You studied English at Penn State, but did not start out as a religious writer. What inspired you to write about your Catholic faith?

I was editing publications for a tech company, but going to daily Mass and reading the masters. While on a press check in the mid-1980s I met the editors of Our Sunday Visitor newspaper. We got to talking, and they asked me to write for them. Pretty soon I was moonlighting for a number of Catholic periodicals. Then my bishop—Bishop Wuerl—asked me to edit the diocesan paper.

At every stage I did what seemed like the right thing to do, even though it involved risks and didn’t promise great financial rewards. My wife, whose flaws I have yet to discover, has always been supportive.

You’ve popularized some heady stuff that most Christians don’t read outside of seminaries and universities.
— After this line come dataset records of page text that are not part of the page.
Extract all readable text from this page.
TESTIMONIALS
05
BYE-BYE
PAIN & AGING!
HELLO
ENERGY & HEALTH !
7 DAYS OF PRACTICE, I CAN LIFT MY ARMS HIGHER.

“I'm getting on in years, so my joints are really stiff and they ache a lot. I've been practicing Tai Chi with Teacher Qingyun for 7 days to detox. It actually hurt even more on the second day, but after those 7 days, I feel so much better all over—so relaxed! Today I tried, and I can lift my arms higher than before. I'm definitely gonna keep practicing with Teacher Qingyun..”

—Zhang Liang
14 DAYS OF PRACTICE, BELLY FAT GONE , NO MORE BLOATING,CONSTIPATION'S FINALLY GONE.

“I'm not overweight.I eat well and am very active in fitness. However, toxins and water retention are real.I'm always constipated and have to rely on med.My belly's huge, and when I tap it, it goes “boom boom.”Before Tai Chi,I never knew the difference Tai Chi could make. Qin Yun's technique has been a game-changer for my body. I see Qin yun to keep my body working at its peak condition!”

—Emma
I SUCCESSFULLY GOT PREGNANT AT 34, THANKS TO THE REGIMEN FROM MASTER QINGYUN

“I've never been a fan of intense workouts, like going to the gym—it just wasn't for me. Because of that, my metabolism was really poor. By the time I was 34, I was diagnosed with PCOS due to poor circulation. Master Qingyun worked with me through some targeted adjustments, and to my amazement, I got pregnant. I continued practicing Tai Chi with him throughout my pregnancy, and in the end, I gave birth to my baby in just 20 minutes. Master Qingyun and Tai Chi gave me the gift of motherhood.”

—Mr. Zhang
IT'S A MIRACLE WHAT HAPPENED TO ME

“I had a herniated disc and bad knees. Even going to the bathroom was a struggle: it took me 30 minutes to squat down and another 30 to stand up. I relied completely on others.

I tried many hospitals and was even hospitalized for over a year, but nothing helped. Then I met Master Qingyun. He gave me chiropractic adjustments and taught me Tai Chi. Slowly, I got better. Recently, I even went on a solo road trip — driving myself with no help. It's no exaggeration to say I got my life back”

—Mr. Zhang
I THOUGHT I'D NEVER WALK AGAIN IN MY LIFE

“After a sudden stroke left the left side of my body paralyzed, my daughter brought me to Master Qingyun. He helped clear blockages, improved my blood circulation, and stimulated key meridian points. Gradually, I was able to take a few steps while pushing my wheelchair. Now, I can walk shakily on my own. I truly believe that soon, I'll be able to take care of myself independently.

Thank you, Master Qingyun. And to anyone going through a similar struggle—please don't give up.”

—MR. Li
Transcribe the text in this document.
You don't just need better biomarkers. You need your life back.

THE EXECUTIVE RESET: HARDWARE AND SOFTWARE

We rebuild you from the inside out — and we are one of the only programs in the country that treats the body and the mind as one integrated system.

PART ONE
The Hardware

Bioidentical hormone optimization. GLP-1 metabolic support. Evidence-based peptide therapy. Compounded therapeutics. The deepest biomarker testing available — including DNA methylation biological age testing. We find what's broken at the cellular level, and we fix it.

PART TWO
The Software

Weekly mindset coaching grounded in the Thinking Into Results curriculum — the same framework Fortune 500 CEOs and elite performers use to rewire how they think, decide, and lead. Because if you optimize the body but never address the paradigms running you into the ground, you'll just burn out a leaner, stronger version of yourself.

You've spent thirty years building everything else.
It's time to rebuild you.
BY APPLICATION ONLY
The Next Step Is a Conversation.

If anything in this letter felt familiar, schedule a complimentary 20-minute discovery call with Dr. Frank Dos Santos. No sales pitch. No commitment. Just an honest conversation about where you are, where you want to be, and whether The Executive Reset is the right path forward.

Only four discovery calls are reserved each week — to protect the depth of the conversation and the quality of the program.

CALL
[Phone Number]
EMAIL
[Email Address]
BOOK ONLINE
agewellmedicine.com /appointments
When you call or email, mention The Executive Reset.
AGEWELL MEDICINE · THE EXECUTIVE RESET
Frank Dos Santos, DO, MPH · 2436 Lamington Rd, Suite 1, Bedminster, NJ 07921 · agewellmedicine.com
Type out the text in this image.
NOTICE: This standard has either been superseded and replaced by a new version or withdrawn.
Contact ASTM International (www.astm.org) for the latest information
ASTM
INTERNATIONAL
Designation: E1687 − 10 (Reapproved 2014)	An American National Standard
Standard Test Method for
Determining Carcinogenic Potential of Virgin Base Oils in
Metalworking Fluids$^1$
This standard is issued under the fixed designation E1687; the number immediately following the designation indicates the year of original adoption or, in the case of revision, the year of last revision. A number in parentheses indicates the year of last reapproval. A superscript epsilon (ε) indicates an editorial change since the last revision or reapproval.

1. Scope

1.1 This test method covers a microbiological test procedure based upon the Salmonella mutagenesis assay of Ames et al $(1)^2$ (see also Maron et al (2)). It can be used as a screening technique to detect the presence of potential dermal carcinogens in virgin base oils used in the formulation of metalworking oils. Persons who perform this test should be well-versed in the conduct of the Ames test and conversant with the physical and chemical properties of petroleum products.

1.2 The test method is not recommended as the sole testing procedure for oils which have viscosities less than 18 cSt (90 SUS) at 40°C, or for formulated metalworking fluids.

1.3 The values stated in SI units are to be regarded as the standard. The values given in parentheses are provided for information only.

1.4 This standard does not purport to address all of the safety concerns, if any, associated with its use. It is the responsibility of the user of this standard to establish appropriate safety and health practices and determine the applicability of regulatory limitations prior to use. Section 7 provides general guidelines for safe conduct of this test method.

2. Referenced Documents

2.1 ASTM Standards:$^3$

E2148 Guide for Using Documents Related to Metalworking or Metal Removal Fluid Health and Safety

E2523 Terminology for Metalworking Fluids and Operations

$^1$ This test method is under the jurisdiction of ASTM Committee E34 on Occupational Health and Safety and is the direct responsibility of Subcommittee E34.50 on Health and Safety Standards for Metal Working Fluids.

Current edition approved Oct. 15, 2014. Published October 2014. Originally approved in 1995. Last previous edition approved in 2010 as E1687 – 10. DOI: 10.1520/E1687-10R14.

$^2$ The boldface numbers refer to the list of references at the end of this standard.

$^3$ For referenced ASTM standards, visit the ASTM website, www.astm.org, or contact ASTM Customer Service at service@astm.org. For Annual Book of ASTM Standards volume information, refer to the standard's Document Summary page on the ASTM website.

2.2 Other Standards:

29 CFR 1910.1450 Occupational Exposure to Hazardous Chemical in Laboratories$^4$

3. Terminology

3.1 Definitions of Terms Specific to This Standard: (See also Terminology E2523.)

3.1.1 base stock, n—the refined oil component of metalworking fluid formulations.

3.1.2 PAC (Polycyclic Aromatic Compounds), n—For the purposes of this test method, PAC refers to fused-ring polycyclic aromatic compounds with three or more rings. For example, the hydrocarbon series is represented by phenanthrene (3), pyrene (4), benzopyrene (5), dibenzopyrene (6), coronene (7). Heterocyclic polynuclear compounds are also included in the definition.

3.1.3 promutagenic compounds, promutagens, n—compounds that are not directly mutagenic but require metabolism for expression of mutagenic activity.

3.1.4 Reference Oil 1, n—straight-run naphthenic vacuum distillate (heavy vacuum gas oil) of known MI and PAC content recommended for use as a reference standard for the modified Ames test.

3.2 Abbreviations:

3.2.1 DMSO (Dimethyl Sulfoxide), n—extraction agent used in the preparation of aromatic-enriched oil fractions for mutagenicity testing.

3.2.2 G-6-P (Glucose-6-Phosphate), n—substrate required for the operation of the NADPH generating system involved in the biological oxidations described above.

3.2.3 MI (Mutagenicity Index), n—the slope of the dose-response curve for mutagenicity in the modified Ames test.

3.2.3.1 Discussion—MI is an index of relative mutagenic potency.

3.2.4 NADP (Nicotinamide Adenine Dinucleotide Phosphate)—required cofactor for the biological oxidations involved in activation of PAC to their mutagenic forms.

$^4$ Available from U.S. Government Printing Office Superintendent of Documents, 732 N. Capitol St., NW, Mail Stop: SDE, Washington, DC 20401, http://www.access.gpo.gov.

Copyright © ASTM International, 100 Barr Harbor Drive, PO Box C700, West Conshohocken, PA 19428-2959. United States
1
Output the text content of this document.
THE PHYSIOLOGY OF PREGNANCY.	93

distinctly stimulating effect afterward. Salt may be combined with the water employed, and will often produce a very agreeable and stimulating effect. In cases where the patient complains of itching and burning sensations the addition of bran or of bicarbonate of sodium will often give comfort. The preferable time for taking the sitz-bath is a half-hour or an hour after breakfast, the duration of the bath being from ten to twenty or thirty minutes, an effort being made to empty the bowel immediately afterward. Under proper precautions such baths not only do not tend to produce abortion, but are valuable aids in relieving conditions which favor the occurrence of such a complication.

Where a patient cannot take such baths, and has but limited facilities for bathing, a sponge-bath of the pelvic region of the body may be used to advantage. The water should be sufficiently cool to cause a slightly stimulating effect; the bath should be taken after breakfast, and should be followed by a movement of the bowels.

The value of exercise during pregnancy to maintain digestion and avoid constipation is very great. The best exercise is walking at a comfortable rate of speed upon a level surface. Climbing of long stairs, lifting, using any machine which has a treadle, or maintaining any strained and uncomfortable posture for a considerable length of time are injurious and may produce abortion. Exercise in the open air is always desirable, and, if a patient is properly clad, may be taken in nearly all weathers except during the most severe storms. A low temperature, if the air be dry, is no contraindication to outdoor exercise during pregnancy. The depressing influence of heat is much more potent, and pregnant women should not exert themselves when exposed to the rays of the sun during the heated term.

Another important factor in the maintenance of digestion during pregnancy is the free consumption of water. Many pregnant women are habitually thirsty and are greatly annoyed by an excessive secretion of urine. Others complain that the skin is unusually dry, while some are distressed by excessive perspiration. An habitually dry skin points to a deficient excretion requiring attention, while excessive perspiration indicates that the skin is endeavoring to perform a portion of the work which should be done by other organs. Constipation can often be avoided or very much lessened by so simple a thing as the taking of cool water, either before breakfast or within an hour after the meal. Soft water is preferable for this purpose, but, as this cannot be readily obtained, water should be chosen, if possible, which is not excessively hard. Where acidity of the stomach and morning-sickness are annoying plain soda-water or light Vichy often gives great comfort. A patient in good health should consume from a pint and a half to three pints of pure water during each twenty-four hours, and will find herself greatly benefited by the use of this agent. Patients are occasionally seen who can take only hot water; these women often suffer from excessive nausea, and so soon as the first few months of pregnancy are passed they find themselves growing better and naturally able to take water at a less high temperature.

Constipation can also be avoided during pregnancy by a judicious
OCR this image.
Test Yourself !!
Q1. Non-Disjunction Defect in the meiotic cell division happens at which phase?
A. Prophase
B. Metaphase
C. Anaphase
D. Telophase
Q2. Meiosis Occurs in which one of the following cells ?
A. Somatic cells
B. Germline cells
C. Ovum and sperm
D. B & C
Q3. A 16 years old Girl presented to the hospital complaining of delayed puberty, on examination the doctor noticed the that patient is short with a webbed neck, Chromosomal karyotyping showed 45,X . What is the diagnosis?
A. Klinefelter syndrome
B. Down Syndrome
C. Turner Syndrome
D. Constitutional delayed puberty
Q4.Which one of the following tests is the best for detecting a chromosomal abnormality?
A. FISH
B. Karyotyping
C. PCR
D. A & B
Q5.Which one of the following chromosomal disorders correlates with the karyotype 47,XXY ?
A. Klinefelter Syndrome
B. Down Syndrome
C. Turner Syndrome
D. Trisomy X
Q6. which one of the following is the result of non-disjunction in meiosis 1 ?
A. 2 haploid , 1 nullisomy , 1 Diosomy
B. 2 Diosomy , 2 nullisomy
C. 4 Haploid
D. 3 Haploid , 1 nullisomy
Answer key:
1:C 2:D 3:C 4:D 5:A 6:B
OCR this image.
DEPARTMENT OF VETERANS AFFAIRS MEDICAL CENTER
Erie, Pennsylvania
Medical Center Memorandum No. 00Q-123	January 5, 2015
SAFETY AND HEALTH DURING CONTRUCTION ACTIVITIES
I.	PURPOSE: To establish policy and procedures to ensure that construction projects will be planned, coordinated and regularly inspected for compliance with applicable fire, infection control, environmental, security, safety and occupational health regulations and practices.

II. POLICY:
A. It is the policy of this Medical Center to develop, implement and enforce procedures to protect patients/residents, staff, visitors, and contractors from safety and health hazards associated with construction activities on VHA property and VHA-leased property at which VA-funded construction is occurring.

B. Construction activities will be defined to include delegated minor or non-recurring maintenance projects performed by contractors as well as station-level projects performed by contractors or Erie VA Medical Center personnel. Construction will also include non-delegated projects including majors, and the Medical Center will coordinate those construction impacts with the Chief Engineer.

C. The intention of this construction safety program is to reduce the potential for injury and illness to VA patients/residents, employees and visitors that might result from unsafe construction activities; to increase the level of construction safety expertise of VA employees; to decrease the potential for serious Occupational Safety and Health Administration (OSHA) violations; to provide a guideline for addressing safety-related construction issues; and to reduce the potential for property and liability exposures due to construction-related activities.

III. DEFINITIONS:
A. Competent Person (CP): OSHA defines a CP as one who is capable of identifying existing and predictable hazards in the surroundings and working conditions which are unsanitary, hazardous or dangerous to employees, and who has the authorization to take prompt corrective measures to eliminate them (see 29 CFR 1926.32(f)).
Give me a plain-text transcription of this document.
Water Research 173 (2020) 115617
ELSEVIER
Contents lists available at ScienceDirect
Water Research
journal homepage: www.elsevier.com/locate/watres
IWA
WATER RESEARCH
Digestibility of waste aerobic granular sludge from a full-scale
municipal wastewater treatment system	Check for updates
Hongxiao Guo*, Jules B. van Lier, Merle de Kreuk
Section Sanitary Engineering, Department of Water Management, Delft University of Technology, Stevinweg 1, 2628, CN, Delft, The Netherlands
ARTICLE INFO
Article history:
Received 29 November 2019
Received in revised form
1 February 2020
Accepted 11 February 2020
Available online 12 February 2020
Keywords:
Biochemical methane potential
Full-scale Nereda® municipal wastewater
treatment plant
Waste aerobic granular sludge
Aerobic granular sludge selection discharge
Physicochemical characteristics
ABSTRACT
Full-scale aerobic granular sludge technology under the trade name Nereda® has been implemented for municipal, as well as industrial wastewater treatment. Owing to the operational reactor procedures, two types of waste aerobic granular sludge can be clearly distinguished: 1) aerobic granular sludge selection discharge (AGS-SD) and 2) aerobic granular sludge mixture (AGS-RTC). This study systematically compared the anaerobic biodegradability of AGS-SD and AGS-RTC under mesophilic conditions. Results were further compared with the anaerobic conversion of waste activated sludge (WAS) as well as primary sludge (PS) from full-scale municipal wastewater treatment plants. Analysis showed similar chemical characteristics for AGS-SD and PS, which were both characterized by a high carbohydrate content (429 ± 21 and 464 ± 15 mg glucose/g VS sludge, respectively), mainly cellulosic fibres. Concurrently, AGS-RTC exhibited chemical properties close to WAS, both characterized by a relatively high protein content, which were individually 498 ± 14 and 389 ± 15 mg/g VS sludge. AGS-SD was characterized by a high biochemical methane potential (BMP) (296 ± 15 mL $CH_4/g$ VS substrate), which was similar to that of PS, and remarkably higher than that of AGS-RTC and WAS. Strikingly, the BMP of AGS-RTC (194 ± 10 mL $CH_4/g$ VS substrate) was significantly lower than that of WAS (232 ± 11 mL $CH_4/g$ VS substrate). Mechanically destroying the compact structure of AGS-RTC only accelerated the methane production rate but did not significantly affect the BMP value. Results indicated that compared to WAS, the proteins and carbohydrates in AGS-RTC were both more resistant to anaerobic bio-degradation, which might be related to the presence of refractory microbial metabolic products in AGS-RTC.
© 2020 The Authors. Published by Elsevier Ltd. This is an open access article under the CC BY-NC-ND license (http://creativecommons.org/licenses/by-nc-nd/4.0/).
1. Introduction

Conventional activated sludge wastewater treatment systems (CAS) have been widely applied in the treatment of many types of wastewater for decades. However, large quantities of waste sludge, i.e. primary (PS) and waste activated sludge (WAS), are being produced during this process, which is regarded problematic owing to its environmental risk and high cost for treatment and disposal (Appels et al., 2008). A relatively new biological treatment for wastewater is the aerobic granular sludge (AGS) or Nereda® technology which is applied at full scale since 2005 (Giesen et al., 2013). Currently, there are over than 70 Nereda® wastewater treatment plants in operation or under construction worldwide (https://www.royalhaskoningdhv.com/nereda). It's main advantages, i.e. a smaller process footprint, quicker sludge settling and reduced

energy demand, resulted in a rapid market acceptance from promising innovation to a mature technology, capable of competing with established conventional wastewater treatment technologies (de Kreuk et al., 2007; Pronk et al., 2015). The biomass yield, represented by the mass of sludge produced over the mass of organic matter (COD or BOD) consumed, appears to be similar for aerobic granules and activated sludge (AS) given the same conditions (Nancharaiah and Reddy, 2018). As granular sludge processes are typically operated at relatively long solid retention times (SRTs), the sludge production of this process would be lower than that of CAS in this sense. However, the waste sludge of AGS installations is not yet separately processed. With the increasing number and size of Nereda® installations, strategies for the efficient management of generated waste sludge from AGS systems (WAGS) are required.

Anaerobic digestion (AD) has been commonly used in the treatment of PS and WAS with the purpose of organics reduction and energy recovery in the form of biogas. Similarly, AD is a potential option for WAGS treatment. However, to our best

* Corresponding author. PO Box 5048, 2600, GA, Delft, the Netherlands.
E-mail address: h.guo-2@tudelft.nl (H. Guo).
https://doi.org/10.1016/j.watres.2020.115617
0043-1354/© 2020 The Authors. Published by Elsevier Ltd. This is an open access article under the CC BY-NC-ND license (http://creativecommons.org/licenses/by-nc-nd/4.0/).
What do you say to critics who might object that you don’t have an academic background in theology?

I’ve never claimed to be a scholar. I’m a journalist whose beat is the first five Christian centuries. There’s a lot of genuine curiosity about that period, but the academic material is inaccessible to most ordinary Catholics. And the best scholars are usually too busy doing their jobs to write popular books. I’m utterly dependent upon the work of academic historians; but my task is different from theirs. It pleases me to introduce the Fathers to the rest of the Catholic family. They belong to everybody.

Are you working on any other projects right now?

Indeed I am. In early 2015, I’ll have two new books out, both from Image: Seven Revolutions: How Christianity Changed the World and Can Change It Again, co-authored with James Papandrea, an historian at Garrett Seminary; and The Ancient Path: Old Lessons from the Church Fathers for a New Life Today, co-authored with John Michael Talbot.

With Father Frederick Gruber, a mariologist, I’m writing a book about Marian doctrine and devotion in the early church. We plan to have that in print by the end of 2015.

What’s your favorite liturgical feast and why?

Pentecost. It’s the birthday of the church, and I love the church. I love chapter 2 of the Acts of the Apostles, where we see an explosion of charisms in a church that’s diverse, just emergent, yet already one, holy, truly catholic, and actively apostolic.

What’s your favorite scripture verse and why?

Acts 2:42. It’s the life of my family and my parish—gathered for the teaching of the Apostles and the communion, the breaking of the bread and the prayers.

Do you have any hopes for the future?

I have every hope for the future. My children, aged 11 to 25, are more virtuous than I am, and so are their friends. They’ll do better than I’ve done, and their generation will do better than mine has.

In every generation, all things work together for the good of those who love God. I know all the reasons I’m supposed to be apoplectic about threats to the faith and threats to civilization. But I’ve spent the last twenty years immersed in the story of the conversion of the Greco-Roman world. I know how this story can end.

Any last thoughts?

I hope those are still a few years off. I still have deadlines on the calendar.

Sean Salai, S.J., is a contributing writer at America.